Best recovery products:
- Greek Yoghurt Probiotic SuperDose Face Mask ($55)
- Naturopathica Manuka Honey Cleansing Balm (2.8 fl. oz.) ($64)
- Sunday Riley GOOD GENES Glycolic Acid Treatment (1.7 fl. oz.) ($122)
- Caudalie Vinoperfect Glycolic Peel Mask 2.5 fl. Oz. ($39)
How do you implement skin cycling
Depending on your skin type and its needs, you can definitely start skin cycling as soon as possible. There are many sources to help you find a cycling routine for skin types such as dry or oily skin, and even rosacea. Most of these techniques, however, are still very similar to the standard Dr. Bowe cycle, but may just be longer in length to give the skin more time to repair.
The best thing about it is that it will make your products last twice as long as they normally last. Even if you don’t want to follow Dr. Bowes exact regimen, you can come up with your own while still implementing the same idea.
You want to start with harsher products in the first one or two days to really strip away the dead skin parts. Then move on to lighter products for moisture and hydration to give your skin a break and heal it. Once you finish your four-day cycle, or however many days you choose to cycle, make sure to immediately restart the process
Should you skin cycle your morning routine?
Having a morning skin routine is extremely important for maintaining healthy and youthful skin. However, this is when you should only be applying light and nourishing products – NOT the heavy ones. So when it comes to skin cycling in the morning, it’s not really necessary since you aren’t using any harsh exfoliants.

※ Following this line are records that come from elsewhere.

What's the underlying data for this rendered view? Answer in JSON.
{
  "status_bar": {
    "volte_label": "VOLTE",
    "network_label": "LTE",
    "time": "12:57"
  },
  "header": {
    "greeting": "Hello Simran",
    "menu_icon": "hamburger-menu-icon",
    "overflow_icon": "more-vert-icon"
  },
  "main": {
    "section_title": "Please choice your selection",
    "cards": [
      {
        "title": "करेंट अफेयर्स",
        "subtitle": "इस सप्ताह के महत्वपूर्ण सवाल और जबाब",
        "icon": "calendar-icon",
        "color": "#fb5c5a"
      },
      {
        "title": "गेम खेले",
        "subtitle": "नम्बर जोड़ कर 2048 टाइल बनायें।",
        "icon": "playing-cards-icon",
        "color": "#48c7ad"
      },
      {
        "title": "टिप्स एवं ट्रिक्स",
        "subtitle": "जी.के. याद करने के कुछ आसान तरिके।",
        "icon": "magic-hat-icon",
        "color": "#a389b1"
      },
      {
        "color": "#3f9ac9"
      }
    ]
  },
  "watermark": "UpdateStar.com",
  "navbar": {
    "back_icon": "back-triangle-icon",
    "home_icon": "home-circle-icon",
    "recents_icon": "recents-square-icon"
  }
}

Many dermatologists recommend using just a cleanser, moisturizer, and sunscreen in the mornings. If you want to go further with your morning skin routine, you can add a light serum such as vitamin C and an eye cream to really jazz it up.
Maybe you’ve been wanting to try a new type of skin care routine lately. Maybe you've been feeling bored with your constantly repeated regimen. This is your opportunity to start skin cycling. Dr. Bowe has created a genius technique that allows the skin to repair itself on a weekly basis by just rotating products in and out.